大統領が変わるとこれだけのドラスティックな税制改革が可能というのは、103万円をいくらにするかで延々と揉めている日本とは大分異なる。まぁ、103万円の壁が話題として大きくなったのも、自民党が少数与党に転落したことによるので、日本でも今後大幅に変わる可能性は十分にある。
また、この減税は実は2025年で期限を迎えるため、2026年以降大幅に増税になる可能性は十分にある。が、少なくとも共和党政権の間は延長がされるだろう。
高いのか安いのか
標準控除が442万円と聞くと、「高い!」というイメージを持つ方が日本には多いと思う。が、冒頭で述べた通り、給与と物価の水準が全く異なるので、単純に比較はできない。
「低所得者層」の定義という視点で少しデータを見てみよう。その定義は色々あるが、4人世帯の貧困ラインはアメリカでは$31,200、そして貧困ラインの2倍以下を「低所得者層」とみなす傾向にあるので、$62,200以下は「低所得者層」と言うことができる。

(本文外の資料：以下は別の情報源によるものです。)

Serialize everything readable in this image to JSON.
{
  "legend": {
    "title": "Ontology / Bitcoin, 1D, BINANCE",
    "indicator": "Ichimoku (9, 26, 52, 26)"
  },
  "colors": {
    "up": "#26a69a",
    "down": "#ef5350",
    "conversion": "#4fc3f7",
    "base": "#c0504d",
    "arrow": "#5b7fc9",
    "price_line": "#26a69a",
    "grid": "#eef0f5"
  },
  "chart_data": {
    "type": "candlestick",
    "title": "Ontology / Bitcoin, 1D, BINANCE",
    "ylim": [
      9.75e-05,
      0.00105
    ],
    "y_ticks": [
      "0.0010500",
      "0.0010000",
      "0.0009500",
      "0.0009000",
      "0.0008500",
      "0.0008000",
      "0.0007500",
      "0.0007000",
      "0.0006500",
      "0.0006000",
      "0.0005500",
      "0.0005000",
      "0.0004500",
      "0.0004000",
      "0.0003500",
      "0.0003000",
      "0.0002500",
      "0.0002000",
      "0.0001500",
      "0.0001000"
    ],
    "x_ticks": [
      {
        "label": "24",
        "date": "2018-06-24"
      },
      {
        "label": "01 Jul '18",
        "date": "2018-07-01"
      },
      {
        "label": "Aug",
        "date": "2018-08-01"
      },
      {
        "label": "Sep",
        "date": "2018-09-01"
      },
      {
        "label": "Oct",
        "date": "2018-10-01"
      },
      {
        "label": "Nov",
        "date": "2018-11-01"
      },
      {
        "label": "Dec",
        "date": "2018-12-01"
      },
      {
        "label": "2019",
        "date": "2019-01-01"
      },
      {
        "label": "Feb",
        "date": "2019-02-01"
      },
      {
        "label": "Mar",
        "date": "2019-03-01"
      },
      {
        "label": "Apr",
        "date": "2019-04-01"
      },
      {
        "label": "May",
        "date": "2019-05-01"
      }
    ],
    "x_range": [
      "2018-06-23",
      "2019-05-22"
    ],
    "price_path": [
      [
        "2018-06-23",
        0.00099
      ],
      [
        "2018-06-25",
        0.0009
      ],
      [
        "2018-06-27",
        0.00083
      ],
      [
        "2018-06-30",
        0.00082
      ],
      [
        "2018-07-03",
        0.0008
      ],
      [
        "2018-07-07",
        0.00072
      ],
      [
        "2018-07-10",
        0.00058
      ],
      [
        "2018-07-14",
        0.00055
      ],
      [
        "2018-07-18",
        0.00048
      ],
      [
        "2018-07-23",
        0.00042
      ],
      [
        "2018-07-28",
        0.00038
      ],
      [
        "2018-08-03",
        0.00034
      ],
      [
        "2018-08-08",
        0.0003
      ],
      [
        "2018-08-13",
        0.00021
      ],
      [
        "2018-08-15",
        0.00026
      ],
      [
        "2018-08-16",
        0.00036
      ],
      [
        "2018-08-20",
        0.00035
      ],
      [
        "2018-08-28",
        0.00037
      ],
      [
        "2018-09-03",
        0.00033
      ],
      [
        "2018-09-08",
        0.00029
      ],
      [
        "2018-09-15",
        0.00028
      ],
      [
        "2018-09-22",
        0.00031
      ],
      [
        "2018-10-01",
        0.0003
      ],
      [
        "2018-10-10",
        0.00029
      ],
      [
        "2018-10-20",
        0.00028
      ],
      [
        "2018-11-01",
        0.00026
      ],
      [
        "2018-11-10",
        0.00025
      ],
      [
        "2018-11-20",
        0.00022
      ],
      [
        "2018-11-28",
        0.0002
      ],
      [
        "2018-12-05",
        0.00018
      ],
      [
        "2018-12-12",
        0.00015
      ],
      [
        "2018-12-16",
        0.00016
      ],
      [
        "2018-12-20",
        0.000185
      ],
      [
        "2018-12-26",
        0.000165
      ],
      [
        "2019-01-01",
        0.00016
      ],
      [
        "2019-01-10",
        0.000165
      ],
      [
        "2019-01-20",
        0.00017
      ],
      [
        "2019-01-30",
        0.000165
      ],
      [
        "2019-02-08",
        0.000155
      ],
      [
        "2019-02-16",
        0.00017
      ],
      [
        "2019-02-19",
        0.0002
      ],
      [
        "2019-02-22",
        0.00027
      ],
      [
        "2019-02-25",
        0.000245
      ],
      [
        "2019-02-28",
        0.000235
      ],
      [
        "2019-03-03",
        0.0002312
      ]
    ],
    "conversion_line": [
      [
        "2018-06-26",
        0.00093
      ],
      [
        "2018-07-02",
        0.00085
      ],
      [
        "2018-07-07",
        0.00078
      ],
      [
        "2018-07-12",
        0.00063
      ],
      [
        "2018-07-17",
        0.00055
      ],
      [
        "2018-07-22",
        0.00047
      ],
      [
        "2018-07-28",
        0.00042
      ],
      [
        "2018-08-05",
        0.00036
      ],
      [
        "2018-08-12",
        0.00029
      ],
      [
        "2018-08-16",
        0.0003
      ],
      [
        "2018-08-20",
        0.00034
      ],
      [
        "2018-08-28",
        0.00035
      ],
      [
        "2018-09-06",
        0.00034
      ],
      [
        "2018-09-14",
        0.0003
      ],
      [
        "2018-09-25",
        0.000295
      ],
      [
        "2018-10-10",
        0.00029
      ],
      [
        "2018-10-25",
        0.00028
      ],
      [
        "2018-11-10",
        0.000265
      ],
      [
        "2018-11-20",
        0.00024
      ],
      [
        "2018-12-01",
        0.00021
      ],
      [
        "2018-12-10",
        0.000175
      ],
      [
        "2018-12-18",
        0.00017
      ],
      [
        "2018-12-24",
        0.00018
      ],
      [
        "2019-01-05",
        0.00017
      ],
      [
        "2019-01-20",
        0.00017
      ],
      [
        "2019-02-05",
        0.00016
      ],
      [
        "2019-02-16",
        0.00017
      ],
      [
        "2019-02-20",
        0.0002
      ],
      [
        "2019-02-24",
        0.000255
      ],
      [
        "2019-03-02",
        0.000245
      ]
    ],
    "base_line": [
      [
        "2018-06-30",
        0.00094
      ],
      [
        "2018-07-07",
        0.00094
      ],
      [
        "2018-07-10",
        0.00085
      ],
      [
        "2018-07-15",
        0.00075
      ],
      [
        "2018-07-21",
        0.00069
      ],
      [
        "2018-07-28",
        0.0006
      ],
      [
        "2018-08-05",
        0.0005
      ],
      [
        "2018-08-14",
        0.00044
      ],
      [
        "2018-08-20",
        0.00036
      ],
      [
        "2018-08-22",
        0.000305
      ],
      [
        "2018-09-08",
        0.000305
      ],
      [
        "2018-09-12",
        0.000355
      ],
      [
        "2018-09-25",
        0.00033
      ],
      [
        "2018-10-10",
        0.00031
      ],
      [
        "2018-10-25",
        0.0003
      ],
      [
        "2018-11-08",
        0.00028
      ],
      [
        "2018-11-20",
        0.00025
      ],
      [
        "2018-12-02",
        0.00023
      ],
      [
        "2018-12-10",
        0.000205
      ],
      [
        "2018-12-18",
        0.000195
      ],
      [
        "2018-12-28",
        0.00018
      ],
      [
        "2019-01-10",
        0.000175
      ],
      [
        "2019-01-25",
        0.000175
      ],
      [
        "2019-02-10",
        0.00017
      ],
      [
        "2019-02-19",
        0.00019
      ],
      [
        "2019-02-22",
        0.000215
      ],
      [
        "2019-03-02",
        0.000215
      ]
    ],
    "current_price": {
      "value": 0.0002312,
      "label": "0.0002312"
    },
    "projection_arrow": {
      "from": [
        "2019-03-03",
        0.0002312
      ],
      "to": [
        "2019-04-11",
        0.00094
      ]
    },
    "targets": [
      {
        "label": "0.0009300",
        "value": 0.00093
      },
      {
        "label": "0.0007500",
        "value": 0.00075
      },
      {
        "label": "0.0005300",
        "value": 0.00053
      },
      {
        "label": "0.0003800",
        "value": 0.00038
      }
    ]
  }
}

これを日本円に2024年のレートで換算すると940万円になる。日本の感覚からすると冗談みたいな数字かもしれないが、それほどアメリカの生活費は高い。
そして、私の住むカリフォルニア州は全米で最も物価も税金も高いと言われている州だ。私の住む地域はサンフランシスコ・ベイエリアのような天文学的に高い地域ではないが、米国住宅都市開発省の基準で言うと$91,100(1,380万円)が「低所得者層」のラインとなる。そう考えると442万円というのは決して高すぎる金額ではない。2026年以降に減税措置が解除されると結構しんどくなるだろう。
まとめ
色々話がとんだが、それだけ税金の話は奥が深い。今回のアメリカの確定申告では、システム任せにしていたら過払いしそうになり、税金の仕組みをきちんと理解するということが、自分のお金を守ることにつながると身にしみて感じた。また、標準控除の変遷を追うだけでも、アメリカの経済や政治の動きをみることができた。
日米の両方の申告をしないといけないので、確定申告の時期を「毎年くる憂鬱な時間」と捉えるのではなく、「税金という視点で社会を学ぶ期間」と捉えて、学習の期間として位置づけていこうと思う。